Any stimulant mixed with alcohol is unsafe because alcohol is a depressant and stimulants trigger the opposite effect. Simulants make you feel more alert. So, they can conceal the effects of alcohol. When you mix them, you are unable to know when you’ve reached a dangerous level of intoxication.

The main drugs to beware of are Adderall and Ritalin. These are central nervous system stimulants and prescribed to people suffering from ADHD.The common side effects of mixing alcohol with Adderall, Ritalin and other Rx stimulants include:

  • Convulsions
  • Dizziness
  • Drowsiness
  • Heart problems
  • Impaired concentration
  • Liver damage
  • Stroke

Allergy Medicine

Allergy medicines are central nervous system depressants, the same as alcohol. The combination of the two can impair your motor skills, cause increased sleepiness, sedation and increase the risk for overdose. Also, alcohol will decrease the efficacy of the medicine, which will prolong the allergy symptoms.

The side effects include:

  • Dizziness
  • Drowsiness
  • Impaired motor skills
  • Increased risk for overdose
  • Sleepiness [3]

Although small amounts of alcohol may not cause harm, the safest way to take allergy medication is to avoid drinking alcohol completely. If you’ve mixed alcohol and allergy medicine you should rest and wait for the effects to subside.Never mix alcohol and antihistamines before driving, because driving requires mental alertness.

Antibiotics

Antibiotics are used for treating infections. When combined with alcohol they may cause:

  • Convulsions
  • Fast heartbeat
  • Flushing or redness of the face
  • Headache
  • Liver damage
  • Nausea
  • Stomach pain,
  • Sudden changes in blood pressure
  • Vomiting

Alcohol can also reduce the effects of the antibiotics. [4] Always read the warning label, and consult with a doctor if you plan to drink while on antibiotics therapy.

Benzos

Benzos are used to treat anxiety disorders. They are usually safe if taken as prescribed, but mixed with alcohol can have profound and dangerous effect. Specifically, alcohol and benzodiazepine have a synergistic depressant effect on the central nervous system, meaning that they increase each other’s effect. According to the National Institute on Alcohol Abuse and Alcoholism, the potentially dangerous effects include:

  • Dizziness
  • Drowsiness
  • Impaired motor control
  • Increased risk for overdose
  • Memory problems
  • Slowed or difficulty breathing
  • Unusual behavior

Caffeine

Caffeine can conceal the depressant effects of alcohol, and make you more alert. This can be dangerous because you may not be aware about your level of drunkenness, thus risking alcohol poisoning and injury. Further, it is a myth that caffeine will reduce the effects of alcohol and sober you up, because it doesn’t affect the metabolism of alcohol in the liver. [5]

Cocaine

Cocaine is the ultimate stimulant. It is highly addictive and dangerous by itself. When mixed with alcohol it has a potential for a dangerous interaction, and unpredictable consequences.

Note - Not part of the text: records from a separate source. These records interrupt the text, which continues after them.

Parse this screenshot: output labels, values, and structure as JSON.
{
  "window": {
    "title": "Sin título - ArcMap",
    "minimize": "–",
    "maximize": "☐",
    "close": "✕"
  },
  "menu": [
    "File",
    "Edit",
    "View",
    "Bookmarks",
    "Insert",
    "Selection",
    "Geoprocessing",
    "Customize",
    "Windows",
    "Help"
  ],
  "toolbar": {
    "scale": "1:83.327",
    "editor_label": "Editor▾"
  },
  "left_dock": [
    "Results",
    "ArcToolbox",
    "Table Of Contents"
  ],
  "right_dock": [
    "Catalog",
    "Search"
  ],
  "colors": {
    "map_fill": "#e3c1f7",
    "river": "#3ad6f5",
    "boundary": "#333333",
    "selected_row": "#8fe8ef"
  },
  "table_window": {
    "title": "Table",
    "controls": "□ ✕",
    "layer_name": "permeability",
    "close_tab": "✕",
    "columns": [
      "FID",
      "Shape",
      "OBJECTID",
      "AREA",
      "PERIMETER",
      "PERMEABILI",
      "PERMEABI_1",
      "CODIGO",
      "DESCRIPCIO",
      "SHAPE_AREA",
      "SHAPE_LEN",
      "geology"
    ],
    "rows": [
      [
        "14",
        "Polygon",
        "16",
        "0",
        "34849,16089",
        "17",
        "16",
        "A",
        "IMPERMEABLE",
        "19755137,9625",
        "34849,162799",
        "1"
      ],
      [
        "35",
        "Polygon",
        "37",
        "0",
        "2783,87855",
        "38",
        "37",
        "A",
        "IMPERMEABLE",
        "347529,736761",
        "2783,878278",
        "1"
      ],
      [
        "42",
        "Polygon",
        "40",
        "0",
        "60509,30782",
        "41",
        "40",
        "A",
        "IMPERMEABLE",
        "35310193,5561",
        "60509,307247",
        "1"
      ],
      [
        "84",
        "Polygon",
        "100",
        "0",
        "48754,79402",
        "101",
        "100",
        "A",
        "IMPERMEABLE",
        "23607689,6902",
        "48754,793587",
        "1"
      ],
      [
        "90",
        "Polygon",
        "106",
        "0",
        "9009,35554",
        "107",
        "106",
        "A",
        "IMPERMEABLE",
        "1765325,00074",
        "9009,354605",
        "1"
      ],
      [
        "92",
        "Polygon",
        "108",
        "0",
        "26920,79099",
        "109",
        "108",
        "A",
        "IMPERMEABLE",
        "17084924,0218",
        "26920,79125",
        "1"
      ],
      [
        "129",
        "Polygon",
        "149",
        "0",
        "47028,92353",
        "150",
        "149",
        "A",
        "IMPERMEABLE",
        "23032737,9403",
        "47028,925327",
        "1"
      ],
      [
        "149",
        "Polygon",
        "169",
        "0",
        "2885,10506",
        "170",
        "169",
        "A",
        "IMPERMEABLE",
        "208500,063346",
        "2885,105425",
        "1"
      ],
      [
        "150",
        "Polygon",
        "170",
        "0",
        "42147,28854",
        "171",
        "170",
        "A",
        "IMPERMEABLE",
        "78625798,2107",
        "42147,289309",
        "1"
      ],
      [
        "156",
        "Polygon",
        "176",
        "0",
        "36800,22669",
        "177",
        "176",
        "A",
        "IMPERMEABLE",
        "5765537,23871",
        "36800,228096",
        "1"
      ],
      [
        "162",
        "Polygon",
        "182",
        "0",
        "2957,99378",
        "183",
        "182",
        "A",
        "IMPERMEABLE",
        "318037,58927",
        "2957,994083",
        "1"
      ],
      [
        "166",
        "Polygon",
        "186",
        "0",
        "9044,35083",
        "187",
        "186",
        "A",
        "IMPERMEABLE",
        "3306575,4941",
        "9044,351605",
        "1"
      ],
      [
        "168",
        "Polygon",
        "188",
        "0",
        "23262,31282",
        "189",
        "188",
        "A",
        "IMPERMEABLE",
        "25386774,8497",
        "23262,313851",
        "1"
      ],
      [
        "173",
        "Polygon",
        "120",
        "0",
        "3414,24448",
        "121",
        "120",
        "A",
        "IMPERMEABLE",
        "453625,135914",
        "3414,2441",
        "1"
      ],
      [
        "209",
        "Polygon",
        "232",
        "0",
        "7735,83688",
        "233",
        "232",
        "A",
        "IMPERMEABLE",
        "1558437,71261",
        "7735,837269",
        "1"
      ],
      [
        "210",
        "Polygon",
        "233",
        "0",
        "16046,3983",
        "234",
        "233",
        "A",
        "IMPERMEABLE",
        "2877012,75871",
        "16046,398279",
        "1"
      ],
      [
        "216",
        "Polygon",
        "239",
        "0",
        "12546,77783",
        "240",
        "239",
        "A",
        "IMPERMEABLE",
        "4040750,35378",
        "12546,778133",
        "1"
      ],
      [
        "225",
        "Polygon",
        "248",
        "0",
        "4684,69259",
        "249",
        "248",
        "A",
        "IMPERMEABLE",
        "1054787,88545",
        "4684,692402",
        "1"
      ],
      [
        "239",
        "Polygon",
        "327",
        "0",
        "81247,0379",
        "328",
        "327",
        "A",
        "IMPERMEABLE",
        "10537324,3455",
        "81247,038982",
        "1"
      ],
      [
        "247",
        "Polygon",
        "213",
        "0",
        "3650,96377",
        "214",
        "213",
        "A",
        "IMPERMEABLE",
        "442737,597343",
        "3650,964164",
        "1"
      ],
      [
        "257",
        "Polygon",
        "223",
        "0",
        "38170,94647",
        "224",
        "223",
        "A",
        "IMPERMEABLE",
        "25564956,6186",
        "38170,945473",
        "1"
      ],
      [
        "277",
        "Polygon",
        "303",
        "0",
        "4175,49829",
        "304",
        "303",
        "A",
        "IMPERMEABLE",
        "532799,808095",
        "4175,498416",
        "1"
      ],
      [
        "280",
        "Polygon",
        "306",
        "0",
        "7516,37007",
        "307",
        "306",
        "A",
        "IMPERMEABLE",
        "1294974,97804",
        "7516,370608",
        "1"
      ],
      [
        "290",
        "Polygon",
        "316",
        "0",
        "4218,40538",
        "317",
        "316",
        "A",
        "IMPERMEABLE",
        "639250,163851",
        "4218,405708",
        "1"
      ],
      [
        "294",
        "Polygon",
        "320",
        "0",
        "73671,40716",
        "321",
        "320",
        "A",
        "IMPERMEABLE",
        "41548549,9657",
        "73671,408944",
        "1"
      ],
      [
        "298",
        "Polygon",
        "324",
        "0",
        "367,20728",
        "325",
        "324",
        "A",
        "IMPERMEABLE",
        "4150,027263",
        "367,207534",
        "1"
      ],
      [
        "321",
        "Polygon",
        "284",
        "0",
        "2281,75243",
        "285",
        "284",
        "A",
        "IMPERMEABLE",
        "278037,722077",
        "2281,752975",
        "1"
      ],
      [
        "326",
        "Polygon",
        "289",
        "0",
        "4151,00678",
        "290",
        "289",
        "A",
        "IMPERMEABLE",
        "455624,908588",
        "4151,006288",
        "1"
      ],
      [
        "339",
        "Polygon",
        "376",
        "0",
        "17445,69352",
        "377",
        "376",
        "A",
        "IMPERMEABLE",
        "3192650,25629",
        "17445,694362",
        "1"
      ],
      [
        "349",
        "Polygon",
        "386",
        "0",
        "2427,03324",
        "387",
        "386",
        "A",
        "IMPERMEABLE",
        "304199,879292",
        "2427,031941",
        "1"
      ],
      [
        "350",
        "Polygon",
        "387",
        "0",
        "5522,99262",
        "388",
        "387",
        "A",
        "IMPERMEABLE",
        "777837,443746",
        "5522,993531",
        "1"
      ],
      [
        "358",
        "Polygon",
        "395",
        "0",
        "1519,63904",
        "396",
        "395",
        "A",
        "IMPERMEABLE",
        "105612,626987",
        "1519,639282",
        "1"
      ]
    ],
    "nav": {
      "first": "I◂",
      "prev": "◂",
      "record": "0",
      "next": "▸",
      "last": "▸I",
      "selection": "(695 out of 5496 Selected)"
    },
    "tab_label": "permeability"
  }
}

Due to cocaine’s ability to mask the perception of intoxication, its use can lead to excessive drinking and alcohol poisoning.This could encourage someone to violence and driving while under the influence, which can be dangerous to the self and other people. While alcohol is a sedative, the stimulant effects of cocaine can increase the user’s heart rate, which could potentially be dangerous.

The side effects of mixing coke and alcohol can include:

  • Aggression
  • Anxiety and paranoia
  • Constricted blood vessels
  • Cravings
  • Dilated pupils
  • Energetic high
  • Heart palpitations
  • High blood pressure
  • High energy and mental alertness
  • Increased body temperature
  • Insomnia
  • Irritability
  • Loss of appetite
  • Restlessness,
  • Risk-taking behavior

Cold or Cough Medicine

Cold or cough medicines don’t require a prescription and can contain more than one ingredient that can interact with alcohol. The sedative effects of alcohol can be increased with the use of these medicines, and you risk side effects like:

  • Confusion
  • Disorientation
  • Dizziness
  • Liver problems
  • Shortness of breath

Read the label on the medication bottle to avoid unwanted side effects.

Energy Drinks

Mixing alcohol and energy drinks is especially popular among youth. But drinking this combination can be dangerous. Just like the other stimulants, energy drinks can mask the effects of alcohol, and make you more alert and unaware about how drunk you are.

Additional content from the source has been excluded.